Presidindo a cúpula, a ministra Rosa Weber também reforçou a existência das mudanças climáticas que atingem diretamente a Amazônia, pedindo aos estados que não meçam esforços para conter o desmatamento ilegal. “A mudança climática é um fenomeno que está sendo comprovado ano a ano, infelizmente. O desmatamento reduziu um pouco, mas não está sendo contido com toda força pelos estados. Há um domínio de organizações criminosas que se apoiam em fraude, corrupção, lavagem de dinheiro, tráfico de pessoas, de animais, de drogas, atividades que se conectam frequentemente com mercados lícitos, estabelecendo um ciclo perverso de retroalimentação”, denunciou.
Para a presidente da Fundação Nacional do Índio, Joenia Wapichana, que abriu seu discurso falando em sua língua nativa, o momento é de falar menos e fazer mais. É preciso que “todos os compromissos sejam realizados” e não fiquem apenas dentro das cúpulas e outros eventos que acontecem na região. “O momento é importante para que todos lutem por justiça climática, pois até quem antes defendia um sistema predatório, hoje já percebeu a situação dramática que estamos vivendo. Se continuarmos assim, não só a Amazônia será comprometida, como o próprio sistema entrará em colapso. Então esse encontro judicial serve para que este setor também crie as pontes necessárias para o desenvolvimento sustentável de nossa região”, disse.

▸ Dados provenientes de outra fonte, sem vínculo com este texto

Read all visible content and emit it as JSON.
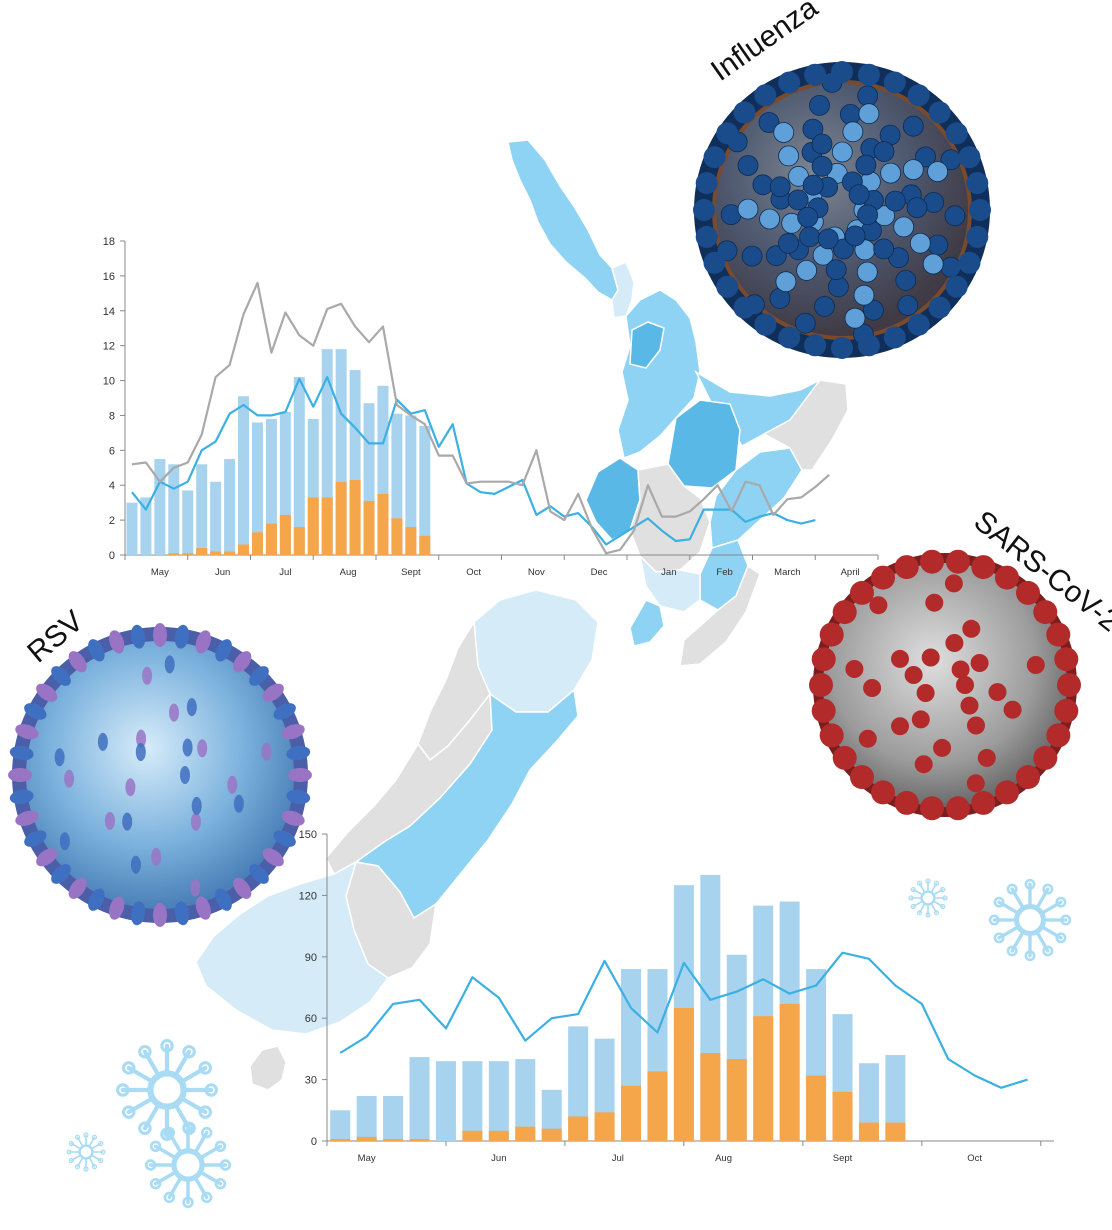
{
  "labels": {
    "influenza": "Influenza",
    "rsv": "RSV",
    "sars": "SARS-CoV-2"
  },
  "colors": {
    "bar_total": "#a7d3ef",
    "bar_subset": "#f5a54a",
    "line_blue": "#3bb0e3",
    "line_grey": "#a9a9a9",
    "axis": "#888888",
    "map_light": "#d5ebf8",
    "map_mid": "#8ed3f3",
    "map_dark": "#5ab8e6",
    "map_grey": "#e0e0e0",
    "influenza_dark": "#1a4c8c",
    "influenza_light": "#5fa0d8",
    "influenza_core": "#7a4a2a",
    "rsv_body": "#7cb2dd",
    "rsv_spike_blue": "#3f6fc0",
    "rsv_spike_purple": "#9a74c4",
    "sars_body": "#b4b4b4",
    "sars_spike": "#b22a2a",
    "snowflake": "#a9dcf4"
  },
  "chart_data": [
    {
      "type": "bar",
      "series": [
        {
          "style": "bar",
          "values": [
            3.0,
            3.3,
            5.5,
            5.2,
            3.7,
            5.2,
            4.2,
            5.5,
            9.1,
            7.6,
            7.8,
            8.2,
            10.2,
            7.8,
            11.8,
            11.8,
            10.6,
            8.7,
            9.7,
            8.1,
            8.0,
            7.4
          ]
        },
        {
          "style": "bar-overlay",
          "values": [
            0.0,
            0.0,
            0.0,
            0.1,
            0.1,
            0.4,
            0.2,
            0.2,
            0.6,
            1.3,
            1.8,
            2.3,
            1.6,
            3.3,
            3.3,
            4.2,
            4.3,
            3.1,
            3.5,
            2.1,
            1.6,
            1.1
          ]
        },
        {
          "style": "line-blue",
          "values": [
            3.6,
            2.6,
            4.2,
            3.8,
            4.2,
            6.0,
            6.5,
            8.1,
            8.6,
            8.0,
            8.0,
            8.2,
            10.1,
            8.5,
            10.2,
            8.1,
            7.3,
            6.4,
            6.4,
            8.9,
            8.1,
            8.3,
            6.2,
            7.5,
            4.1,
            3.6,
            3.5,
            3.9,
            4.3,
            2.3,
            2.8,
            2.2,
            2.4,
            1.6,
            0.6,
            1.1,
            1.6,
            2.1,
            1.4,
            0.8,
            0.9,
            2.6,
            2.6,
            2.6,
            1.9,
            2.2,
            2.4,
            2.0,
            1.8,
            2.0
          ]
        },
        {
          "style": "line-grey",
          "values": [
            5.2,
            5.3,
            4.2,
            5.0,
            5.3,
            6.9,
            10.2,
            10.9,
            13.8,
            15.6,
            11.6,
            13.9,
            12.6,
            12.0,
            14.1,
            14.4,
            13.1,
            12.2,
            13.1,
            8.6,
            8.0,
            7.5,
            5.7,
            5.7,
            4.1,
            4.2,
            4.2,
            4.2,
            4.0,
            6.0,
            2.5,
            2.0,
            3.5,
            1.5,
            0.1,
            0.3,
            1.4,
            4.0,
            2.2,
            2.2,
            2.5,
            3.2,
            4.0,
            2.5,
            4.2,
            4.0,
            2.3,
            3.2,
            3.3,
            3.9,
            4.6
          ]
        }
      ],
      "ylim": [
        0,
        18
      ],
      "yticks": [
        0,
        2,
        4,
        6,
        8,
        10,
        12,
        14,
        16,
        18
      ],
      "xlim": [
        0,
        54
      ],
      "month_ticks": [
        {
          "label": "May",
          "x": 2.5
        },
        {
          "label": "Jun",
          "x": 7
        },
        {
          "label": "Jul",
          "x": 11.5
        },
        {
          "label": "Aug",
          "x": 16
        },
        {
          "label": "Sept",
          "x": 20.5
        },
        {
          "label": "Oct",
          "x": 25
        },
        {
          "label": "Nov",
          "x": 29.5
        },
        {
          "label": "Dec",
          "x": 34
        },
        {
          "label": "Jan",
          "x": 39
        },
        {
          "label": "Feb",
          "x": 43
        },
        {
          "label": "March",
          "x": 47.5
        },
        {
          "label": "April",
          "x": 52
        }
      ],
      "grid": false
    },
    {
      "type": "bar",
      "series": [
        {
          "style": "bar",
          "values": [
            15,
            22,
            22,
            41,
            39,
            39,
            39,
            40,
            25,
            56,
            50,
            84,
            84,
            125,
            130,
            91,
            115,
            117,
            84,
            62,
            38,
            42
          ]
        },
        {
          "style": "bar-overlay",
          "values": [
            1,
            2,
            1,
            1,
            0,
            5,
            5,
            7,
            6,
            12,
            14,
            27,
            34,
            65,
            43,
            40,
            61,
            67,
            32,
            24,
            9,
            9
          ]
        },
        {
          "style": "line-blue",
          "values": [
            43,
            51,
            67,
            69,
            55,
            80,
            70,
            49,
            60,
            62,
            88,
            65,
            53,
            87,
            69,
            73,
            79,
            72,
            76,
            92,
            89,
            76,
            67,
            40,
            32,
            26,
            30
          ]
        }
      ],
      "ylim": [
        0,
        150
      ],
      "yticks": [
        0,
        30,
        60,
        90,
        120,
        150
      ],
      "xlim": [
        0,
        27.5
      ],
      "month_ticks": [
        {
          "label": "May",
          "x": 1.5
        },
        {
          "label": "Jun",
          "x": 6.5
        },
        {
          "label": "Jul",
          "x": 11
        },
        {
          "label": "Aug",
          "x": 15
        },
        {
          "label": "Sept",
          "x": 19.5
        },
        {
          "label": "Oct",
          "x": 24.5
        }
      ],
      "grid": false
    }
  ]
}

Bem humorado durante seu discruso, o ministro da Justiça, Flávio Dino, elogiou as ministras presentes, dizendo que elas carregam o tesouro das folhas exuberantes, que valem mais do que o ouro e a madeira ilegal roubados pelo crime e criticando as fake news. “Vivemos um tempo de angústias, em que as pessoas são levadas a informações falsas em velocidade alucinante. Muita gente não acredita nas mudanças climáticas. Isso dificulta o exercício da atividade fundamental, que é garantir um caminho para a sociedade. Quando o CNJ decide realizar esse evento, é porque deseja afrontar isso, mostrar a importância de políticas capazes de desafiar as utopias destrutivas do nosso tempo. Está lá na Constituição de 1988, para todos verem, a ideia de equidade transgeracional, ideia de justiça ambiental, de desenvolvimento sustentável, está tudo lá, não é algo relacionado a uma ideologia política, mas sim humana”, disse Dino.

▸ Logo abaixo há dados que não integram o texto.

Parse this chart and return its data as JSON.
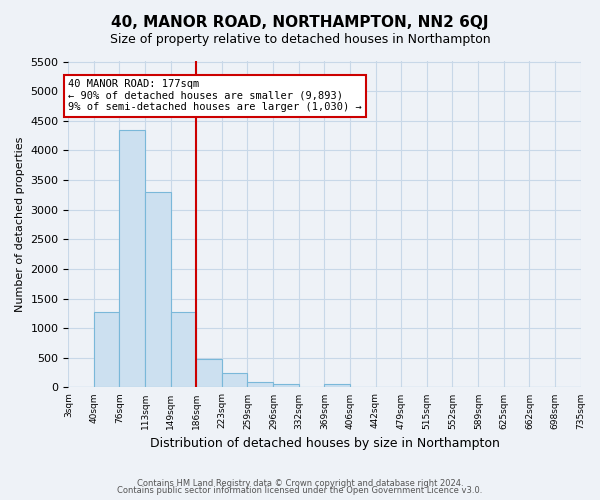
{
  "title": "40, MANOR ROAD, NORTHAMPTON, NN2 6QJ",
  "subtitle": "Size of property relative to detached houses in Northampton",
  "xlabel": "Distribution of detached houses by size in Northampton",
  "ylabel": "Number of detached properties",
  "bin_edges": [
    3,
    40,
    76,
    113,
    149,
    186,
    223,
    259,
    296,
    332,
    369,
    406,
    442,
    479,
    515,
    552,
    589,
    625,
    662,
    698,
    735
  ],
  "bin_counts": [
    0,
    1270,
    4340,
    3290,
    1280,
    480,
    240,
    90,
    55,
    0,
    55,
    0,
    0,
    0,
    0,
    0,
    0,
    0,
    0,
    0
  ],
  "bar_face_color": "#cce0f0",
  "bar_edge_color": "#7ab8d9",
  "vline_x": 186,
  "vline_color": "#cc0000",
  "annotation_title": "40 MANOR ROAD: 177sqm",
  "annotation_line1": "← 90% of detached houses are smaller (9,893)",
  "annotation_line2": "9% of semi-detached houses are larger (1,030) →",
  "annotation_box_edgecolor": "#cc0000",
  "ylim": [
    0,
    5500
  ],
  "yticks": [
    0,
    500,
    1000,
    1500,
    2000,
    2500,
    3000,
    3500,
    4000,
    4500,
    5000,
    5500
  ],
  "footer_line1": "Contains HM Land Registry data © Crown copyright and database right 2024.",
  "footer_line2": "Contains public sector information licensed under the Open Government Licence v3.0.",
  "grid_color": "#c8d8e8",
  "bg_color": "#eef2f7",
  "title_fontsize": 11,
  "subtitle_fontsize": 9,
  "ylabel_fontsize": 8,
  "xlabel_fontsize": 9
}
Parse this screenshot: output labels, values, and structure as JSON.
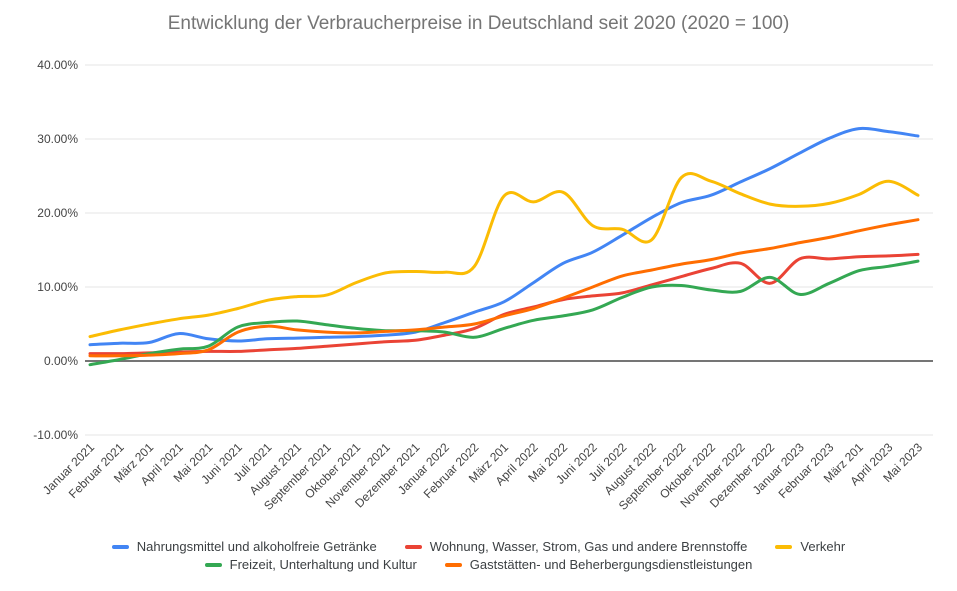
{
  "title": "Entwicklung der Verbraucherpreise in Deutschland seit 2020 (2020 = 100)",
  "chart_data": {
    "type": "line",
    "title": "Entwicklung der Verbraucherpreise in Deutschland seit 2020 (2020 = 100)",
    "curve": "smooth",
    "grid": true,
    "legend_position": "bottom",
    "y_axis": {
      "min": -10,
      "max": 40,
      "format": "percent",
      "tick_labels": [
        "40.00%",
        "30.00%",
        "20.00%",
        "10.00%",
        "0.00%",
        "-10.00%"
      ],
      "tick_values": [
        40,
        30,
        20,
        10,
        0,
        -10
      ],
      "baseline_value": 0
    },
    "categories": [
      "Januar 2021",
      "Februar 2021",
      "März 201",
      "April 2021",
      "Mai 2021",
      "Juni 2021",
      "Juli 2021",
      "August 2021",
      "September 2021",
      "Oktober 2021",
      "November 2021",
      "Dezember 2021",
      "Januar 2022",
      "Februar 2022",
      "März 201",
      "April 2022",
      "Mai 2022",
      "Juni 2022",
      "Juli 2022",
      "August 2022",
      "September 2022",
      "Oktober 2022",
      "November 2022",
      "Dezember 2022",
      "Januar 2023",
      "Februar 2023",
      "März 201",
      "April 2023",
      "Mai 2023"
    ],
    "series": [
      {
        "name": "Nahrungsmittel und alkoholfreie Getränke",
        "color": "#4285F4",
        "values": [
          2.2,
          2.4,
          2.5,
          3.7,
          3.0,
          2.7,
          3.0,
          3.1,
          3.2,
          3.3,
          3.5,
          3.9,
          5.2,
          6.6,
          8.0,
          10.6,
          13.2,
          14.7,
          17.0,
          19.4,
          21.4,
          22.4,
          24.2,
          26.0,
          28.1,
          30.1,
          31.4,
          31.0,
          30.4
        ]
      },
      {
        "name": "Wohnung, Wasser, Strom, Gas und andere Brennstoffe",
        "color": "#EA4335",
        "values": [
          1.0,
          1.0,
          1.1,
          1.2,
          1.3,
          1.3,
          1.5,
          1.7,
          2.0,
          2.3,
          2.6,
          2.8,
          3.5,
          4.4,
          6.3,
          7.3,
          8.3,
          8.8,
          9.2,
          10.3,
          11.4,
          12.5,
          13.2,
          10.5,
          13.8,
          13.8,
          14.1,
          14.2,
          14.4
        ]
      },
      {
        "name": "Verkehr",
        "color": "#FBBC04",
        "values": [
          3.3,
          4.2,
          5.0,
          5.7,
          6.2,
          7.1,
          8.2,
          8.7,
          8.9,
          10.6,
          11.9,
          12.1,
          12.0,
          12.8,
          22.3,
          21.5,
          22.8,
          18.3,
          17.8,
          16.4,
          24.8,
          24.3,
          22.6,
          21.2,
          20.9,
          21.3,
          22.5,
          24.3,
          22.4
        ]
      },
      {
        "name": "Freizeit, Unterhaltung und Kultur",
        "color": "#34A853",
        "values": [
          -0.5,
          0.2,
          1.0,
          1.6,
          2.0,
          4.6,
          5.2,
          5.4,
          4.9,
          4.4,
          4.1,
          4.1,
          3.9,
          3.2,
          4.4,
          5.5,
          6.1,
          6.9,
          8.6,
          10.0,
          10.2,
          9.6,
          9.4,
          11.3,
          9.0,
          10.5,
          12.2,
          12.8,
          13.5
        ]
      },
      {
        "name": "Gaststätten- und Beherbergungsdienstleistungen",
        "color": "#FF6D01",
        "values": [
          0.7,
          0.7,
          0.8,
          1.0,
          1.5,
          3.9,
          4.7,
          4.2,
          3.9,
          3.8,
          4.0,
          4.2,
          4.6,
          5.0,
          6.1,
          7.1,
          8.5,
          10.0,
          11.5,
          12.3,
          13.1,
          13.7,
          14.6,
          15.2,
          16.0,
          16.7,
          17.6,
          18.4,
          19.1
        ]
      }
    ],
    "legend_rows": [
      [
        0,
        1,
        2
      ],
      [
        3,
        4
      ]
    ]
  },
  "style_colors": {
    "gridline": "#e6e6e6",
    "baseline": "#757575",
    "axis_text": "#444444",
    "title_text": "#757575",
    "legend_text": "#3c4043",
    "background": "#ffffff"
  }
}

Por fim, durante sua fala de encerramento, Rosa Weber exaltou o poder da Amazônia no funcionamento global, incentivando a todos os magistrados presente a servirem a floresta em pé. “É inquestionável a importância da Amazônia para manutenção do equilíbrio climático. A Amazônia detém mais de 60% das florestas tropicais, 20% da água doce, 10% da biodiversidade mundiais. É um dos principais ativos do Brasil e ocupa posição estratégica na discussão pelas mudanças globais. Não é exagero afirmar que os danos causados na Amazônia repercutem em todo planeta”, disse a ministra do STF ao finalizar o primeiro dia de cúpula.
A programação da 1ª Cúpula Judicial da Amazônia segue neste sábado (05), presidida por Manoel Murrieta, presidente da Associação Nacional dos Membros do Ministério Público (CONAMP), e com as presenças de nomes como André Aranha Corrêa do Lago, secretário de Clima, Energia e Meio Ambiente do Ministério de Relações Exteriores do Brasil, Maria Angélica Ikeda, diretora do Departamento de Meio Ambiente do Ministério das Relações Exteriores do Brasil, e a ministra Maria Thereza de Assis Moura, presidente do Superior Tribunal de Justiça.